Similar to what we do today, we made Hill visits, conducted press conferences and occasionally hosted lunches and athletic events in the early years of NGWSD. I still laugh thinking about how one year I saw Senator Orrin Hatch (R-UT) walking down the hall toward the room where we were holding our press conference. I approached him, maybe cornered him a bit, and brought him into our briefing. He was not considered a supporter so it was a surprise when people saw him, but his friend Senator Ted Kennedy (D-MA) saw him and urged Senator Hatch to join us and speak on behalf of the Day – and he did! It was quite a coup.

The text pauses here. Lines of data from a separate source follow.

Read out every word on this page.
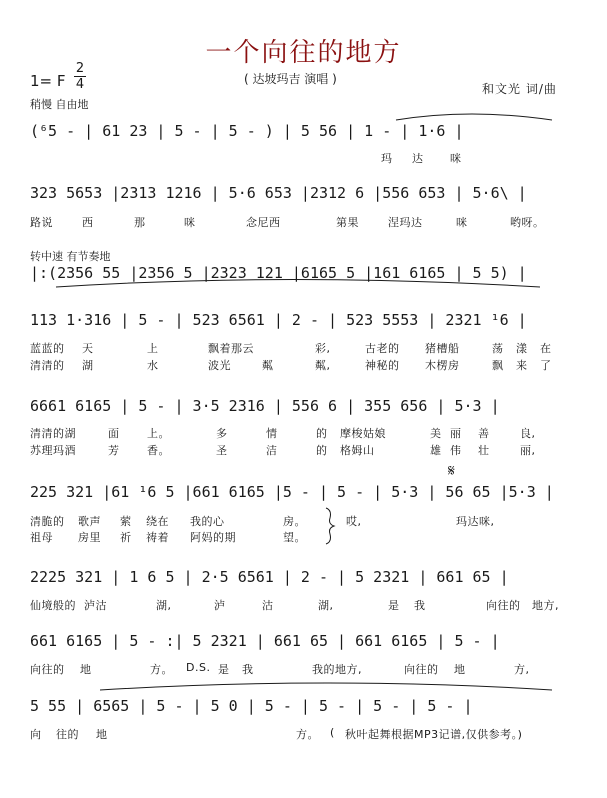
一个向往的地方
1= F
2
4	( 达坡玛吉 演唱 )
和文光 词/曲
稍慢 自由地
转中速 有节奏地
(⁶5 - | 61 23 | 5 - | 5 - ) | 5 56 | 1 - | 1·6 |
玛 达 咪
323 5653 |2313 1216 | 5·6 653 |2312 6 |556 653 | 5·6\ |
路说	西	那	咪	念尼西	第果	涅玛达	咪	哟呀。
|:(2356 55 |2356 5 |2323 121 |6165 5 |161 6165 | 5 5) |
113 1·316 | 5 - | 523 6561 | 2 - | 523 5553 | 2321 ¹6 |
蓝蓝的 天	上	飘着那云	彩,	古老的 猪槽船	荡 漾 在
清清的 湖	水	波光	粼	粼,	神秘的 木楞房	飘 来 了
6661 6165 | 5 - | 3·5 2316 | 556 6 | 355 656 | 5·3 |
清清的湖	面	上。	多	情	的 摩梭姑娘	美 丽 善	良,
苏理玛酒	芳	香。	圣	洁	的 格姆山	雄 伟 壮	丽,
225 321 |61 ¹6 5 |661 6165 |5 - | 5 - | 5·3 | 56 65 |5·3 |
清脆的 歌声 萦 绕在 我的心	房。	哎,	玛达咪,
祖母 房里 祈 祷着 阿妈的期	望。
2225 321 | 1 6 5 | 2·5 6561 | 2 - | 5 2321 | 661 65 |
仙境般的 泸沽	湖,	泸	沽	湖,	是 我	向往的 地方,
661 6165 | 5 - :| 5 2321 | 661 65 | 661 6165 | 5 - |
向往的 地	方。 D.S. 是 我	我的地方,	向往的 地	方,
5 55 | 6565 | 5 - | 5 0 | 5 - | 5 - | 5 - | 5 - |
向 往的 地	方。 ( 秋叶起舞根据MP3记谱,仅供参考。)
𝄋
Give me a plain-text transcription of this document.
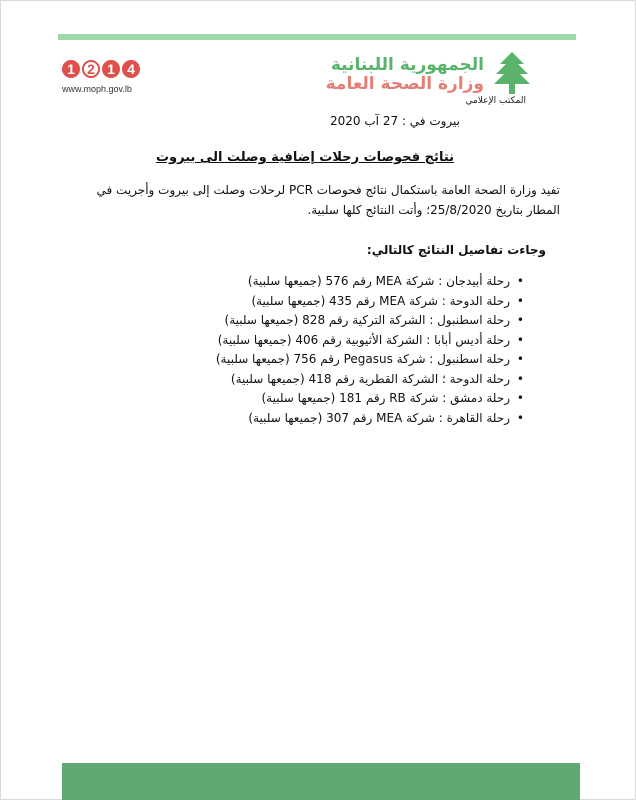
1 2 1 4
www.moph.gov.lb
الجمهورية اللبنانية
وزارة الصحة العامة
المكتب الإعلامي
بيروت في : 27 آب 2020
نتائج فحوصات رحلات إضافية وصلت الى بيروت
تفيد وزارة الصحة العامة باستكمال نتائج فحوصات PCR لرحلات وصلت إلى بيروت وأجريت في المطار بتاريخ 25/8/2020؛ وأتت النتائج كلها سلبية.
وجاءت تفاصيل النتائج كالتالي:
•
رحلة أبيدجان : شركة MEA رقم 576 (جميعها سلبية)
•
رحلة الدوحة : شركة MEA رقم 435 (جميعها سلبية)
•
رحلة اسطنبول : الشركة التركية رقم 828 (جميعها سلبية)
•
رحلة أديس أبابا : الشركة الأثيوبية رقم 406 (جميعها سلبية)
•
رحلة اسطنبول : شركة Pegasus رقم 756 (جميعها سلبية)
•
رحلة الدوحة ؛ الشركة القطرية رقم 418 (جميعها سلبية)
•
رحلة دمشق : شركة RB رقم 181 (جميعها سلبية)
•
رحلة القاهرة : شركة MEA رقم 307 (جميعها سلبية)
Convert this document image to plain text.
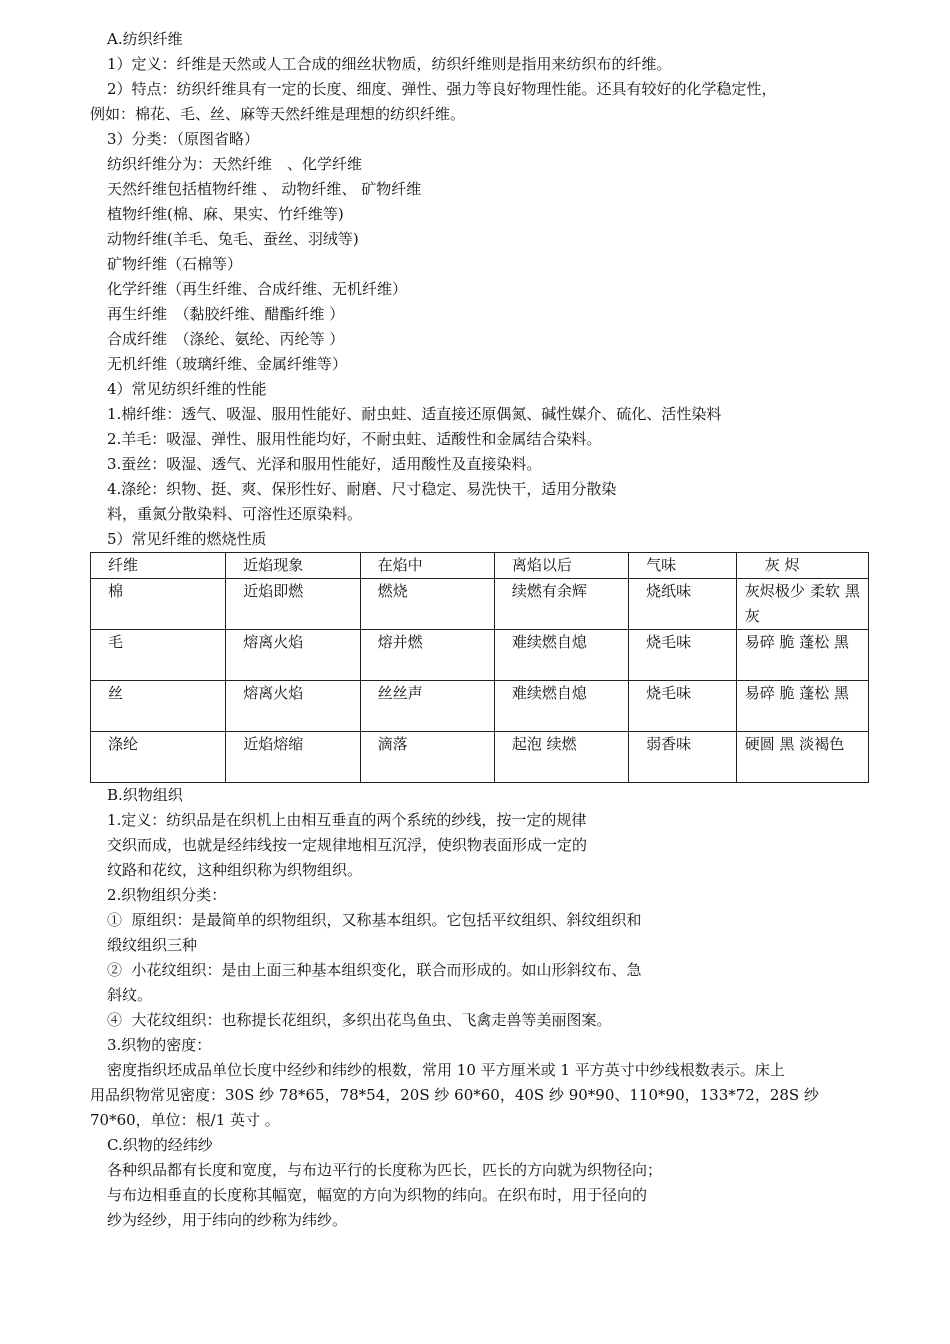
A.纺织纤维
1）定义：纤维是天然或人工合成的细丝状物质，纺织纤维则是指用来纺织布的纤维。
2）特点：纺织纤维具有一定的长度、细度、弹性、强力等良好物理性能。还具有较好的化学稳定性，
例如：棉花、毛、丝、麻等天然纤维是理想的纺织纤维。
3）分类：（原图省略）
纺织纤维分为：天然纤维　、化学纤维
天然纤维包括植物纤维 、 动物纤维、 矿物纤维
植物纤维(棉、麻、果实、竹纤维等)
动物纤维(羊毛、兔毛、蚕丝、羽绒等)
矿物纤维（石棉等）
化学纤维（再生纤维、合成纤维、无机纤维）
再生纤维　（黏胶纤维、醋酯纤维 ）
合成纤维　（涤纶、氨纶、丙纶等 ）
无机纤维（玻璃纤维、金属纤维等）
4）常见纺织纤维的性能
1.棉纤维：透气、吸湿、服用性能好、耐虫蛀、适直接还原偶氮、碱性媒介、硫化、活性染料
2.羊毛：吸湿、弹性、服用性能均好，不耐虫蛀、适酸性和金属结合染料。
3.蚕丝：吸湿、透气、光泽和服用性能好，适用酸性及直接染料。
4.涤纶：织物、挺、爽、保形性好、耐磨、尺寸稳定、易洗快干，适用分散染
料，重氮分散染料、可溶性还原染料。
5）常见纤维的燃烧性质
纤维	近焰现象	在焰中	离焰以后	气味	灰 烬
棉	近焰即燃	燃烧	续燃有余辉	烧纸味	灰烬极少 柔软 黑 灰
毛	熔离火焰	熔并燃	难续燃自熄	烧毛味	易碎 脆 蓬松 黑
丝	熔离火焰	丝丝声	难续燃自熄	烧毛味	易碎 脆 蓬松 黑
涤纶	近焰熔缩	滴落	起泡 续燃	弱香味	硬圆 黑 淡褐色
B.织物组织
1.定义：纺织品是在织机上由相互垂直的两个系统的纱线，按一定的规律
交织而成，也就是经纬线按一定规律地相互沉浮，使织物表面形成一定的
纹路和花纹，这种组织称为织物组织。
2.织物组织分类：
①  原组织：是最简单的织物组织，又称基本组织。它包括平纹组织、斜纹组织和
缎纹组织三种
②  小花纹组织：是由上面三种基本组织变化，联合而形成的。如山形斜纹布、急
斜纹。
④  大花纹组织：也称提长花组织，多织出花鸟鱼虫、飞禽走兽等美丽图案。
3.织物的密度：
密度指织坯成品单位长度中经纱和纬纱的根数，常用 10 平方厘米或 1 平方英寸中纱线根数表示。床上
用品织物常见密度：30S 纱 78*65，78*54，20S 纱 60*60，40S 纱 90*90、110*90，133*72，28S 纱
70*60，单位：根/1 英寸 。
C.织物的经纬纱
各种织品都有长度和宽度，与布边平行的长度称为匹长，匹长的方向就为织物径向；
与布边相垂直的长度称其幅宽，幅宽的方向为织物的纬向。在织布时，用于径向的
纱为经纱，用于纬向的纱称为纬纱。
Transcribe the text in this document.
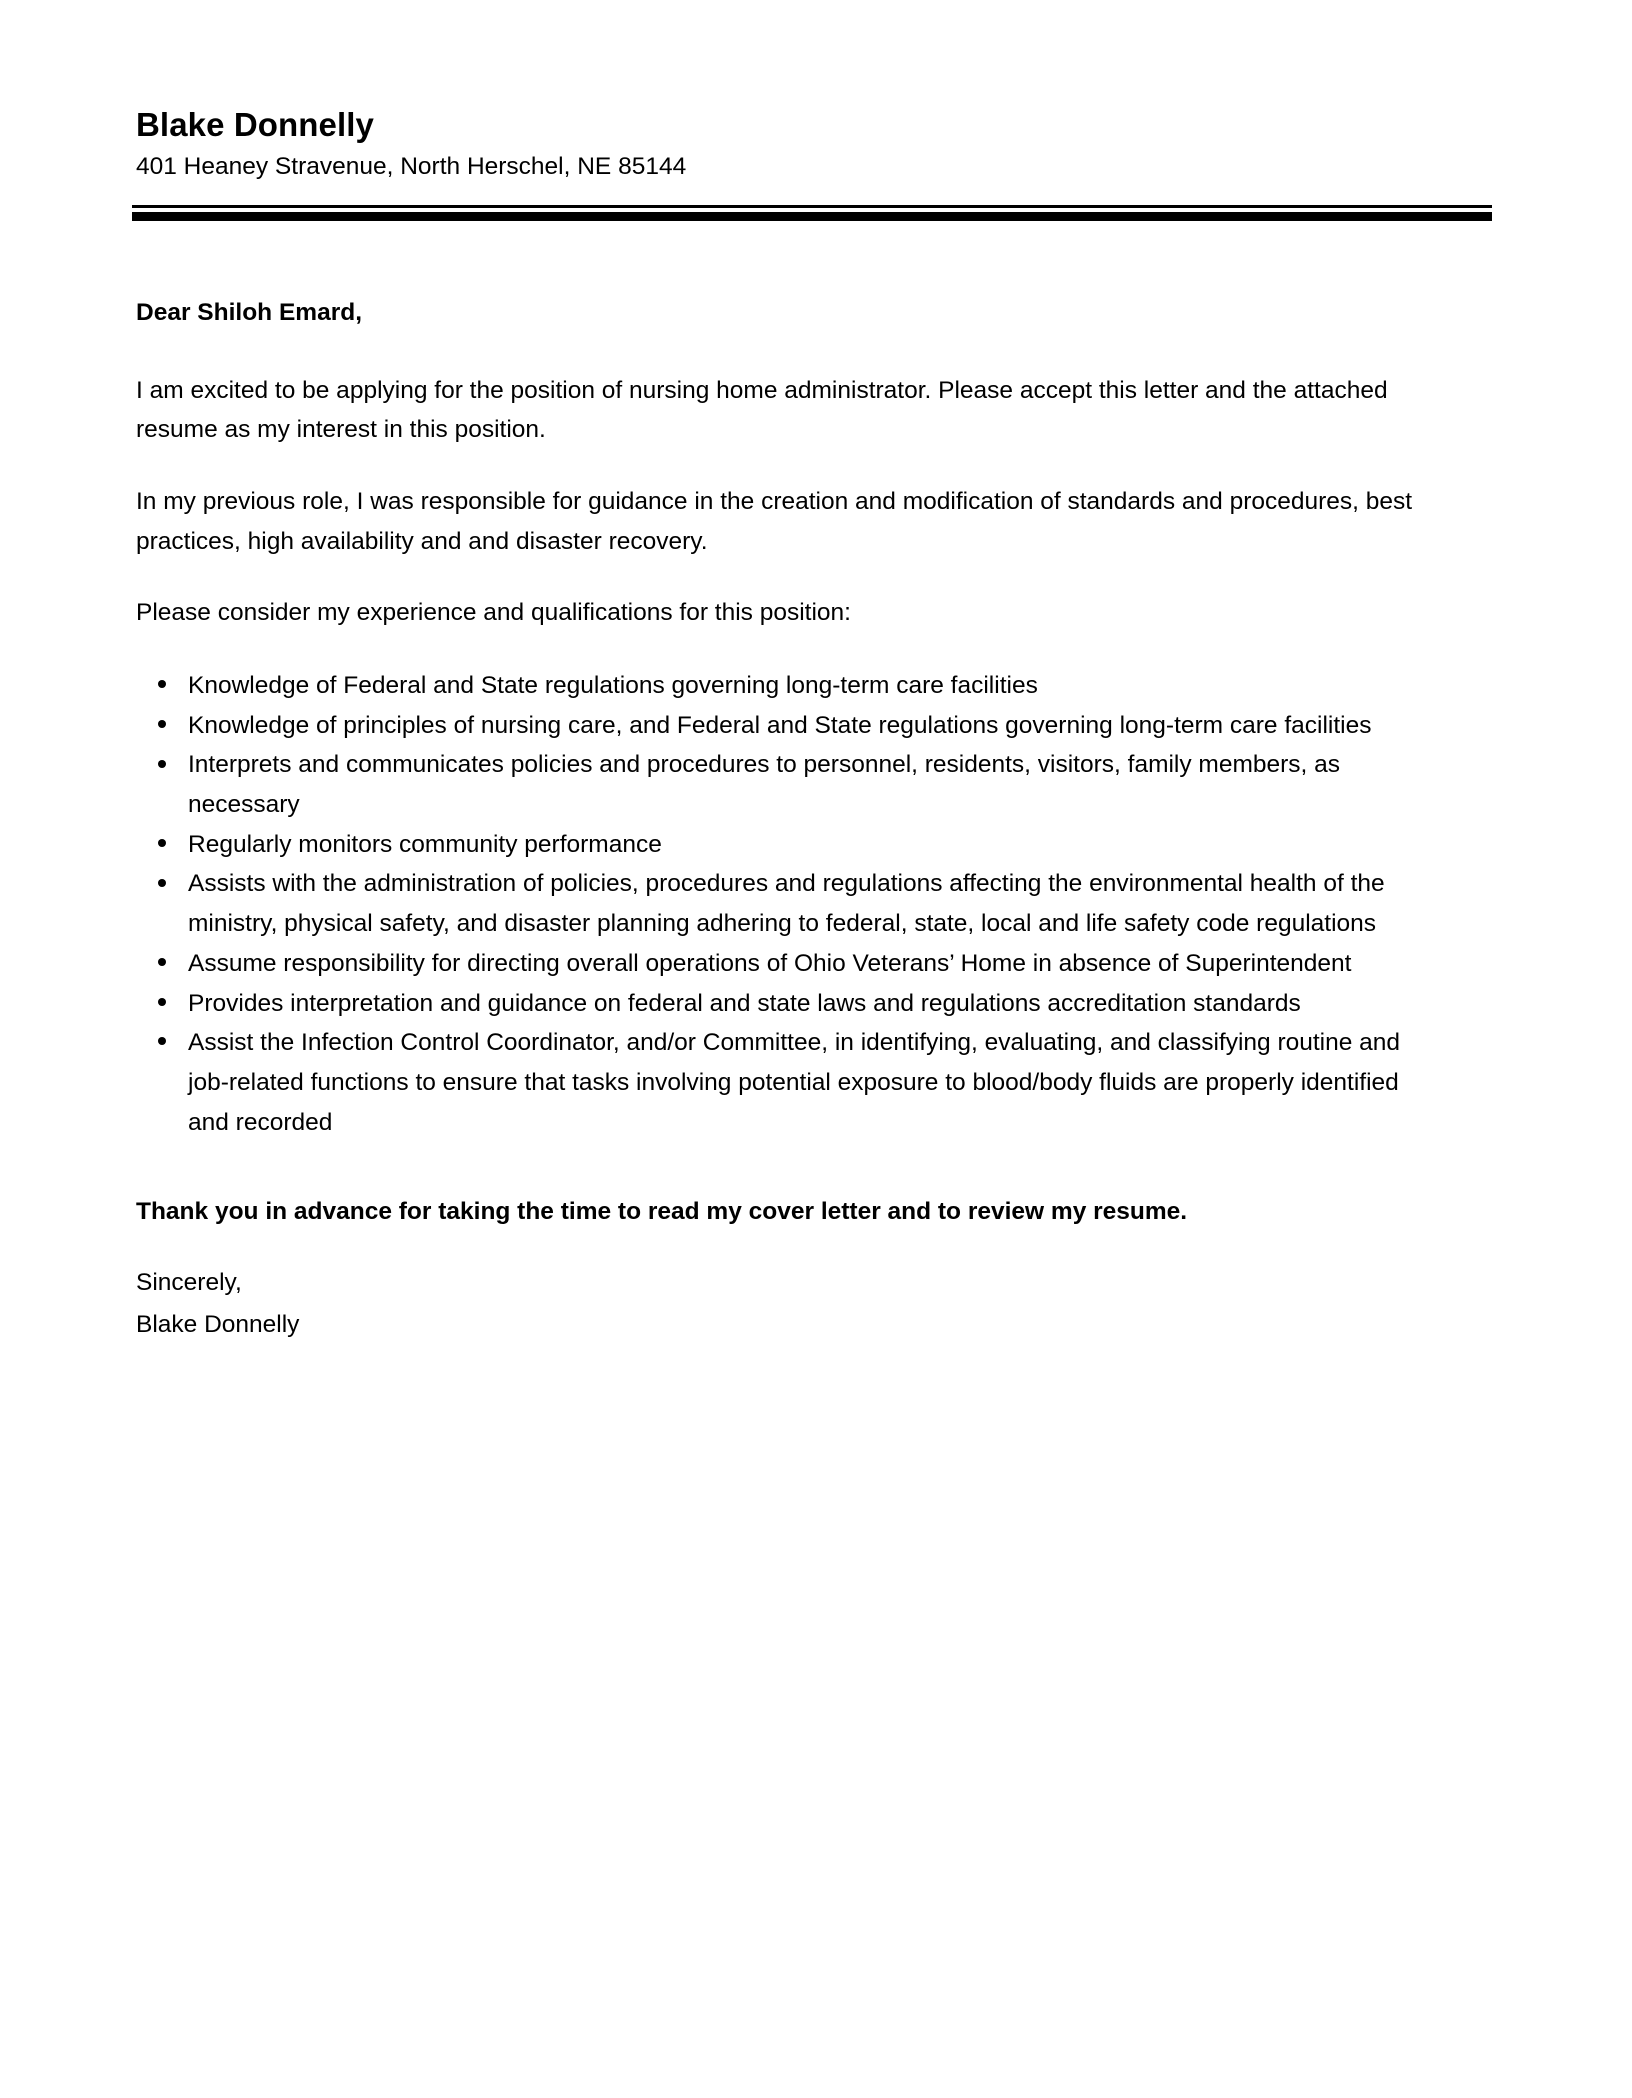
Blake Donnelly
401 Heaney Stravenue, North Herschel, NE 85144
Dear Shiloh Emard,

I am excited to be applying for the position of nursing home administrator. Please accept this letter and the attached resume as my interest in this position.

In my previous role, I was responsible for guidance in the creation and modification of standards and procedures, best practices, high availability and and disaster recovery.

Please consider my experience and qualifications for this position:

Knowledge of Federal and State regulations governing long-term care facilities
Knowledge of principles of nursing care, and Federal and State regulations governing long-term care facilities
Interprets and communicates policies and procedures to personnel, residents, visitors, family members, as necessary
Regularly monitors community performance
Assists with the administration of policies, procedures and regulations affecting the environmental health of the ministry, physical safety, and disaster planning adhering to federal, state, local and life safety code regulations
Assume responsibility for directing overall operations of Ohio Veterans’ Home in absence of Superintendent
Provides interpretation and guidance on federal and state laws and regulations accreditation standards
Assist the Infection Control Coordinator, and/or Committee, in identifying, evaluating, and classifying routine and job-related functions to ensure that tasks involving potential exposure to blood/body fluids are properly identified and recorded

Thank you in advance for taking the time to read my cover letter and to review my resume.

Sincerely,

Blake Donnelly
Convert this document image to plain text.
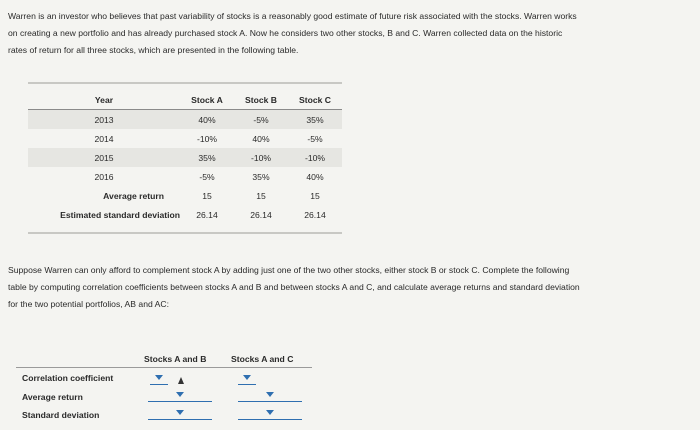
Warren is an investor who believes that past variability of stocks is a reasonably good estimate of future risk associated with the stocks. Warren works

on creating a new portfolio and has already purchased stock A. Now he considers two other stocks, B and C. Warren collected data on the historic

rates of return for all three stocks, which are presented in the following table.

Year	Stock A	Stock B	Stock C
2013	40%	-5%	35%
2014	-10%	40%	-5%
2015	35%	-10%	-10%
2016	-5%	35%	40%
Average return	15	15	15
Estimated standard deviation	26.14	26.14	26.14

Suppose Warren can only afford to complement stock A by adding just one of the two other stocks, either stock B or stock C. Complete the following

table by computing correlation coefficients between stocks A and B and between stocks A and C, and calculate average returns and standard deviation

for the two potential portfolios, AB and AC:

Stocks A and B	Stocks A and C
Correlation coefficient
Average return
Standard deviation
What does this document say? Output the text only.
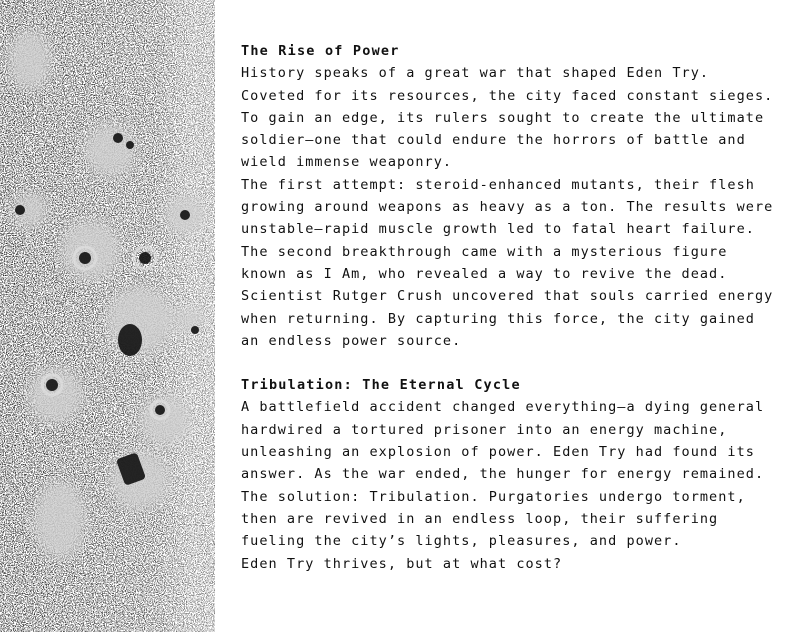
The Rise of Power

History speaks of a great war that shaped Eden Try. Coveted for its resources, the city faced constant sieges. To gain an edge, its rulers sought to create the ultimate soldier—one that could endure the horrors of battle and wield immense weaponry.

The first attempt: steroid-enhanced mutants, their flesh growing around weapons as heavy as a ton. The results were unstable—rapid muscle growth led to fatal heart failure.

The second breakthrough came with a mysterious figure known as I Am, who revealed a way to revive the dead. Scientist Rutger Crush uncovered that souls carried energy when returning. By capturing this force, the city gained an endless power source.

Tribulation: The Eternal Cycle

A battlefield accident changed everything—a dying general hardwired a tortured prisoner into an energy machine, unleashing an explosion of power. Eden Try had found its answer. As the war ended, the hunger for energy remained.

The solution: Tribulation. Purgatories undergo torment, then are revived in an endless loop, their suffering fueling the city’s lights, pleasures, and power.

Eden Try thrives, but at what cost?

Over the years we’ve brought athletes and organization representatives into the Oval Office to meet with the President and sometimes First Lady, starting with Presidents Reagan, Bush, Clinton and First Lady Michelle Obama. Our meeting with President George H.W. Bush in 1989 was a lot of fun. He had just been elected, and we were the first event of his term.
When we visited with President Reagan we learned that there was a formal protocol we were to follow. First, a White House official would put us in a line outside the Oval Office and at the appointed time we would go into the Oval Office where we stood in the same line order waiting for the President to enter. Taped x’s were affixed to the carpet to make sure we stood in our appropriate places. After the President entered, each person would be introduced. We were told we could say hello but were instructed not to initiate a conversation with the President unless he said something to us first. As we met the President, we had the official handshake and photo taken. After each person had gone through the line, the President would make remarks and we would leave.
But, our visit with President H.W. Bush was very different. We walked into the Oval Office to see only the President and his dog Millie. Fortunately, I knew the drill and lined everyone up, and we all went through the line. At one point, First Lady Barbara Bush came in looking for Millie and stayed. It was very casual. Many of the athletes went through the line more than once. They wanted more time with him! It was so fun. There was lots of joking and casual conversation with the President and First Lady. WSF President Carol Mann asked the President if he’d play golf with her. He was quick to respond, “Hell no!” She asked why and he said, “Because you’d beat me.” Ha ha.
Some years we would organize sporting events, such as walks or games. One year Congress challenged elite basketball players to a game. They were sure they would win, especially because they had a ringer in Congressman Tom McMillen who had been an Olympic and professional player. Want to guess who won? Another year, while playing racket ball, Senator John Warner got hit on the lip and was bleeding. He proudly wore that incident as a badge of honor and was called “the Lip” during the briefing the next day.
Now, 31 years later I am struck when I read articles describing how many organizations and universities have been hosting NGWSD events for 20 years and more. This year alone we know of over 300 events so far and over 300,000 people directly participating, and we know many more will take place throughout the year across the United States.
I take great pride in continuing this special day. By bringing girls’ and women’s sports to the forefront – to our nation’s leaders and to the many schools, competitions and other events around the country – we are giving hundreds of thousands of people opportunities to reflect on the impact sports has on all of us and the responsibility to give all girls the opportunity to participate.